Penulis adalah pengurus MIUMI Jawa Timur

 

Rep: Admin Hidcom
Editor:

Mengenali Keilmuan al-Qur’an dan al-Sunnah Imam al-Ghazali [1]

Mengenali Keilmuan al-Qur’an dan al-Sunnah Imam al-Ghazali [1]

Oleh: Kholili Hasib

HUJJATUL Islam Imam Abu Hamid al-Ghazali (450-550 H) merupakan tokoh sentral Ahlus Sunnah wal Jama’ah pada abad ke-5 H yang dikenal ulung dalam berbagai bidang keilmuan Islam.
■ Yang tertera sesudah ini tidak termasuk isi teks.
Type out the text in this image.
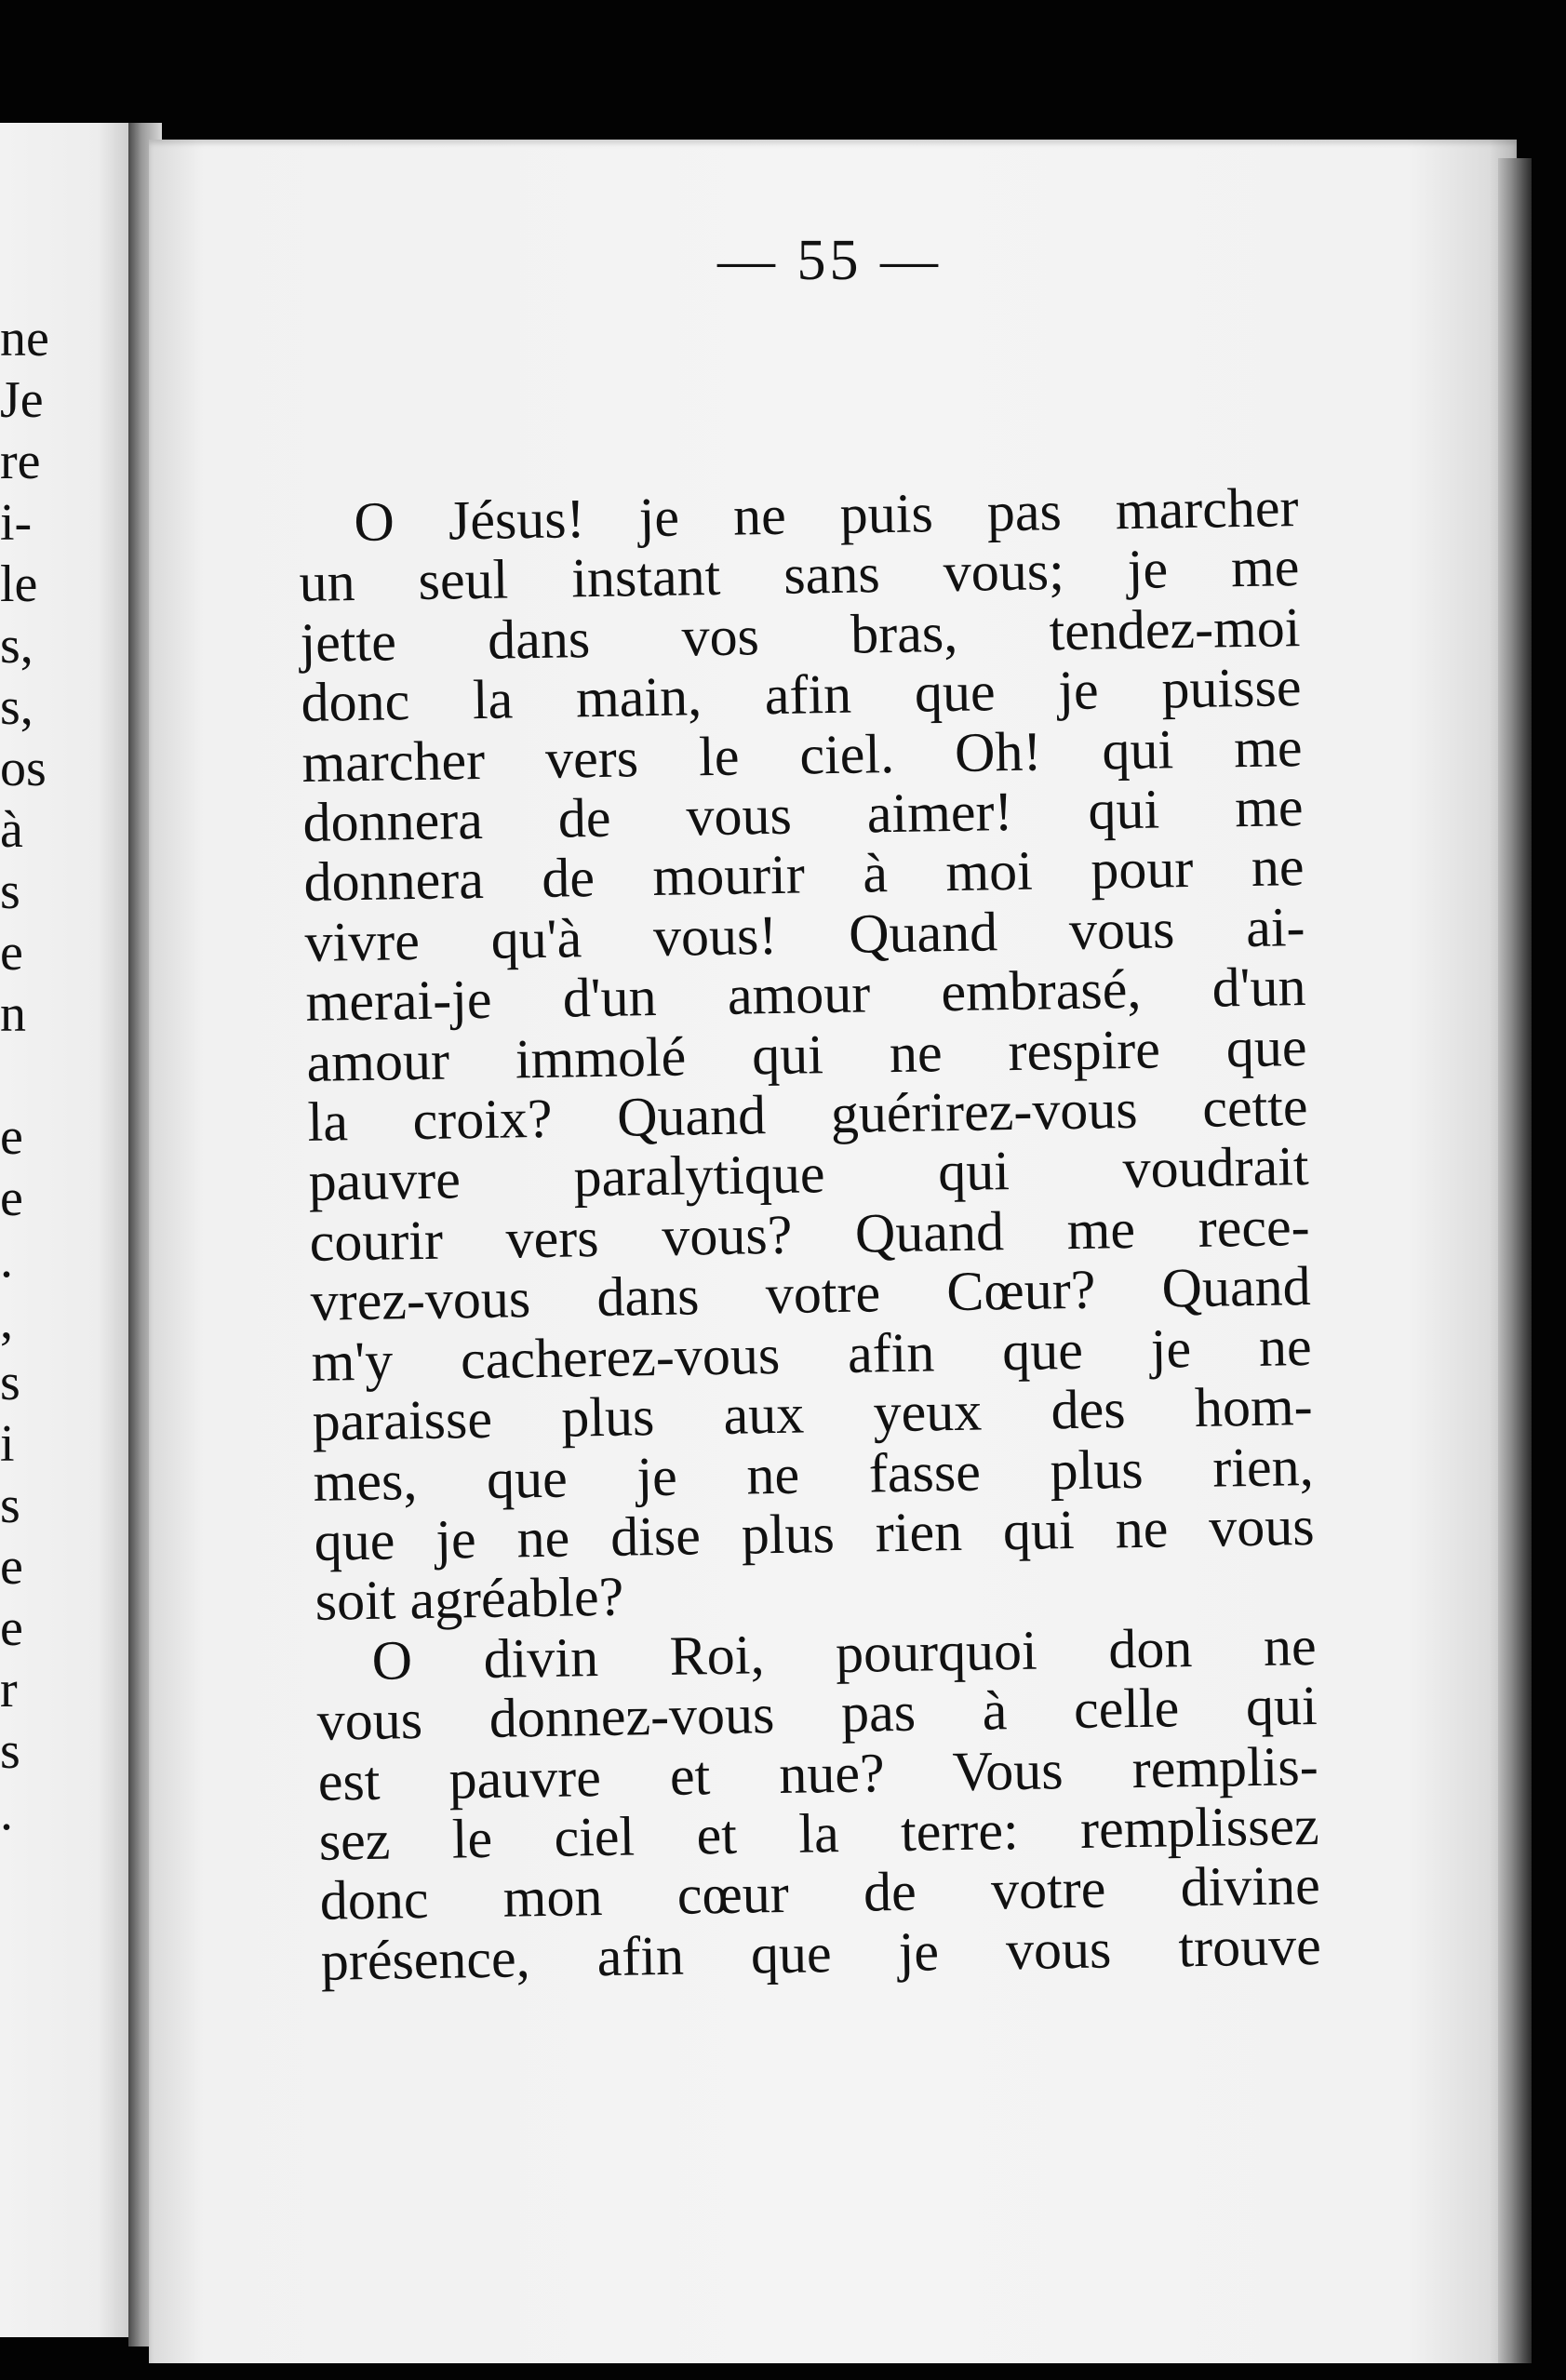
ne
Je
re
i-
le
s,
s,
os
à
s
e
n
e
e
.
,
s
i
s
e
e
r
s
.
— 55 —
O Jésus! je ne puis pas marcher
un seul instant sans vous; je me
jette dans vos bras, tendez-moi
donc la main, afin que je puisse
marcher vers le ciel. Oh! qui me
donnera de vous aimer! qui me
donnera de mourir à moi pour ne
vivre qu'à vous! Quand vous ai-
merai-je d'un amour embrasé, d'un
amour immolé qui ne respire que
la croix? Quand guérirez-vous cette
pauvre paralytique qui voudrait
courir vers vous? Quand me rece-
vrez-vous dans votre Cœur? Quand
m'y cacherez-vous afin que je ne
paraisse plus aux yeux des hom-
mes, que je ne fasse plus rien,
que je ne dise plus rien qui ne vous
soit agréable?
O divin Roi, pourquoi don ne
vous donnez-vous pas à celle qui
est pauvre et nue? Vous remplis-
sez le ciel et la terre: remplissez
donc mon cœur de votre divine
présence, afin que je vous trouve
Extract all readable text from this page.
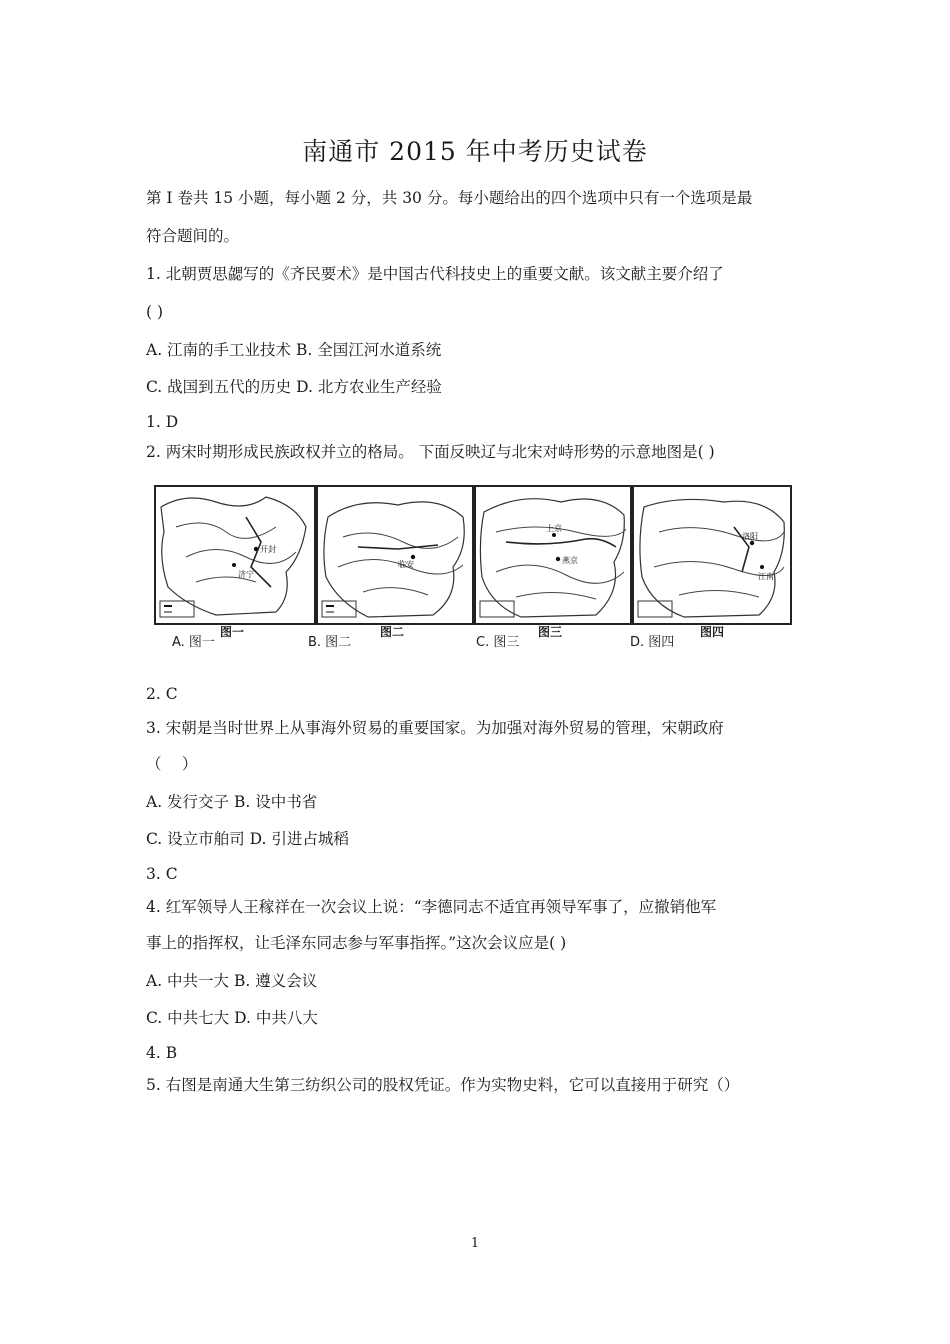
南通市 2015 年中考历史试卷
第 I 卷共 15 小题，每小题 2 分，共 30 分。每小题给出的四个选项中只有一个选项是最
符合题间的。
1. 北朝贾思勰写的《齐民要术》是中国古代科技史上的重要文献。该文献主要介绍了
( )
A. 江南的手工业技术 B. 全国江河水道系统
C. 战国到五代的历史 D. 北方农业生产经验
1. D
2. 两宋时期形成民族政权并立的格局。 下面反映辽与北宋对峙形势的示意地图是( )
开封
济宁
临安
上京
燕京
洛阳
江南
图一	图二	图三	图四
A. 图一	B. 图二	C. 图三	D. 图四
2. C
3. 宋朝是当时世界上从事海外贸易的重要国家。为加强对海外贸易的管理，宋朝政府
（　 ）
A. 发行交子 B. 设中书省
C. 设立市舶司 D. 引进占城稻
3. C
4. 红军领导人王稼祥在一次会议上说：“李德同志不适宜再领导军事了，应撤销他军
事上的指挥权，让毛泽东同志参与军事指挥。”这次会议应是( )
A. 中共一大 B. 遵义会议
C. 中共七大 D. 中共八大
4. B
5. 右图是南通大生第三纺织公司的股权凭证。作为实物史料，它可以直接用于研究（）
1
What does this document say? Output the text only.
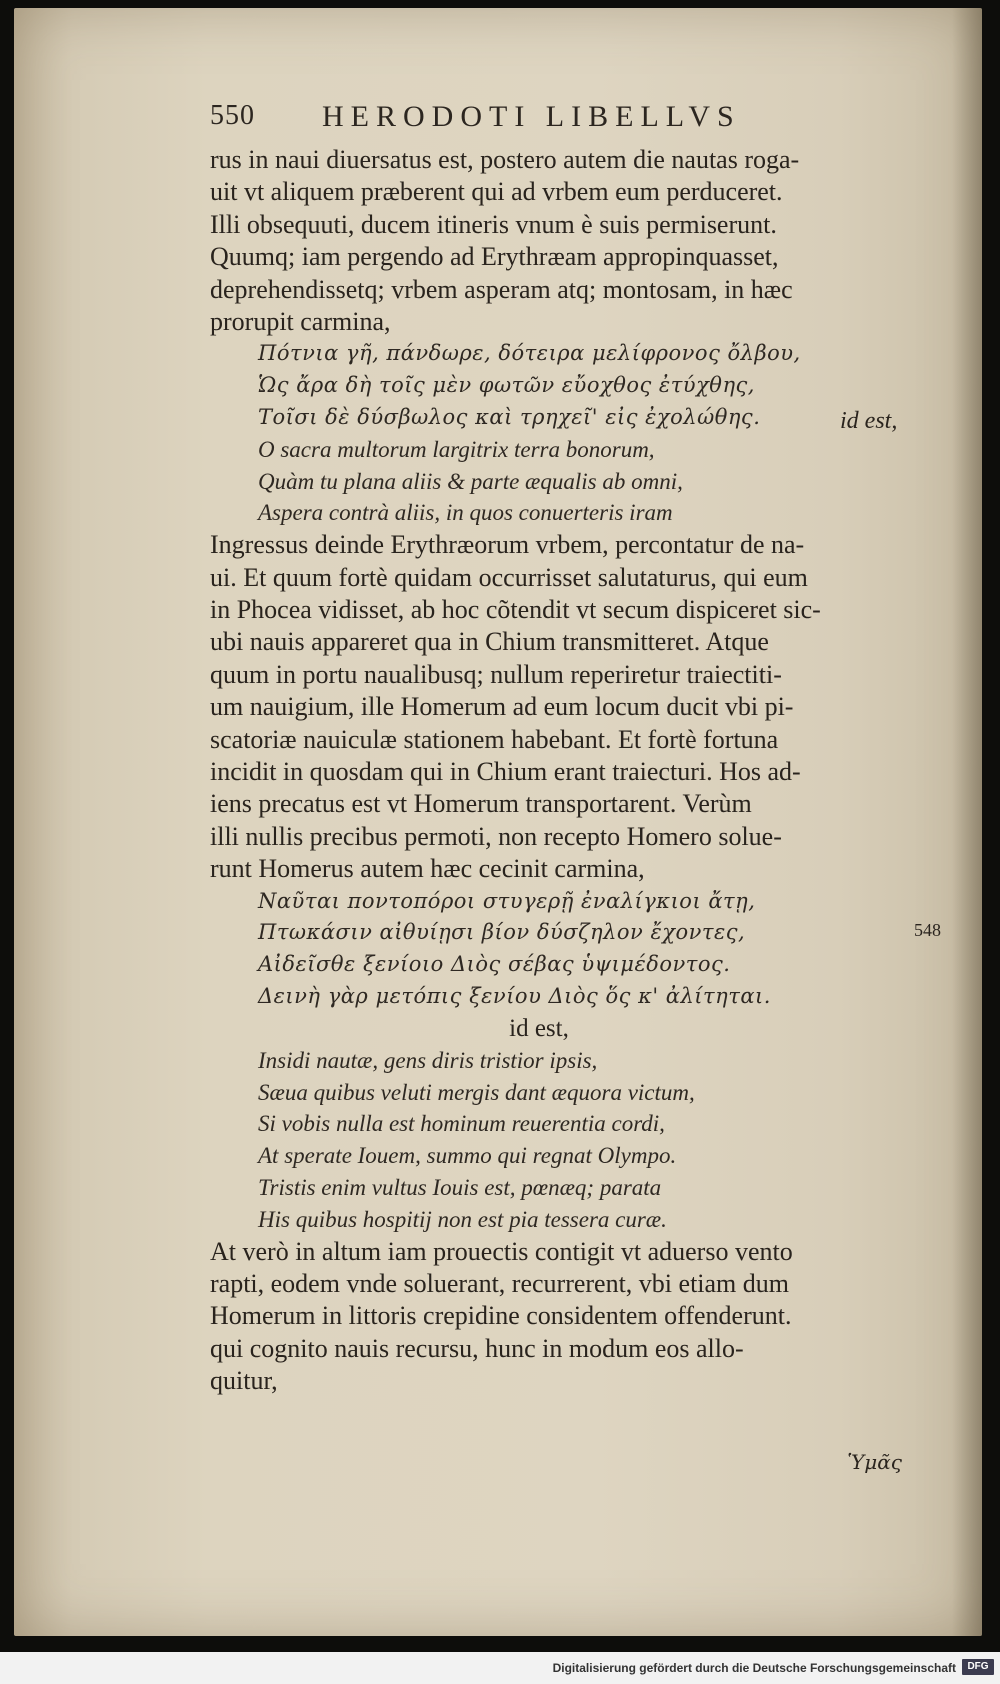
550 HERODOTI LIBELLVS

rus in naui diuersatus est, postero autem die nautas roga-
uit vt aliquem præberent qui ad vrbem eum perduceret.
Illi obsequuti, ducem itineris vnum è suis permiserunt.
Quumq; iam pergendo ad Erythræam appropinquasset,
deprehendissetq; vrbem asperam atq; montosam, in hæc
prorupit carmina,

Πότνια γῆ, πάνδωρε, δότειρα μελίφρονος ὄλβου,
Ὡς ἄρα δὴ τοῖς μὲν φωτῶν εὔοχθος ἐτύχθης,
Τοῖσι δὲ δύσβωλος καὶ τρηχεῖ' εἰς ἐχολώθης.
O sacra multorum largitrix terra bonorum,
Quàm tu plana aliis & parte æqualis ab omni,
Aspera contrà aliis, in quos conuerteris iram

Ingressus deinde Erythræorum vrbem, percontatur de na-
ui. Et quum fortè quidam occurrisset salutaturus, qui eum
in Phocea vidisset, ab hoc cõtendit vt secum dispiceret sic-
ubi nauis appareret qua in Chium transmitteret. Atque
quum in portu naualibusq; nullum reperiretur traiectiti-
um nauigium, ille Homerum ad eum locum ducit vbi pi-
scatoriæ nauiculæ stationem habebant. Et fortè fortuna
incidit in quosdam qui in Chium erant traiecturi. Hos ad-
iens precatus est vt Homerum transportarent. Verùm
illi nullis precibus permoti, non recepto Homero solue-
runt Homerus autem hæc cecinit carmina,

Ναῦται ποντοπόροι στυγερῇ ἐναλίγκιοι ἄτῃ,
Πτωκάσιν αἰθυίῃσι βίον δύσζηλον ἔχοντες,
Αἰδεῖσθε ξενίοιο Διὸς σέβας ὑψιμέδοντος.
Δεινὴ γὰρ μετόπις ξενίου Διὸς ὅς κ' ἀλίτηται.
id est,
Insidi nautæ, gens diris tristior ipsis,
Sæua quibus veluti mergis dant æquora victum,
Si vobis nulla est hominum reuerentia cordi,
At sperate Iouem, summo qui regnat Olympo.
Tristis enim vultus Iouis est, pœnæq; parata
His quibus hospitij non est pia tessera curæ.

At verò in altum iam prouectis contigit vt aduerso vento
rapti, eodem vnde soluerant, recurrerent, vbi etiam dum
Homerum in littoris crepidine considentem offenderunt.
qui cognito nauis recursu, hunc in modum eos allo-
quitur,

id est,
548
Ὑμᾶς
Digitalisierung gefördert durch die Deutsche Forschungsgemeinschaft	DFG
Imam al-Subki dalam Thabaqat al-Syafi’iyah memujinya dengan mengatakan, dia adalah pribadi yang cerdas, berpandangan jitu, pikirannya kuat, cerdik dan mendalam dalam ilmu-ilmu ma’ani (al-Subki, Thabaqat al-Syafi’iyyah,VI hal. 96).

Beliau hidup pada masa umat Ahlus Sunnah mengalami berbagai macam tantangan dan kemunduran yang serius. Ia dikenang para ulama setelahnya setelah membangkitkan umat Islam dengan mengajarkan karya monumental Ihya Ulumuuddin menyeru untuk diamalkan. Dengan modal keahlian dalam berbagai displin ilmu keilsaman yang ia kuasai, karya-karyanya menjadi pilar kebangkitan Islam. Imam al-Suyuthi menulis, al-Ghazali adalah mujaddid (pembaharu) abad ke-lima.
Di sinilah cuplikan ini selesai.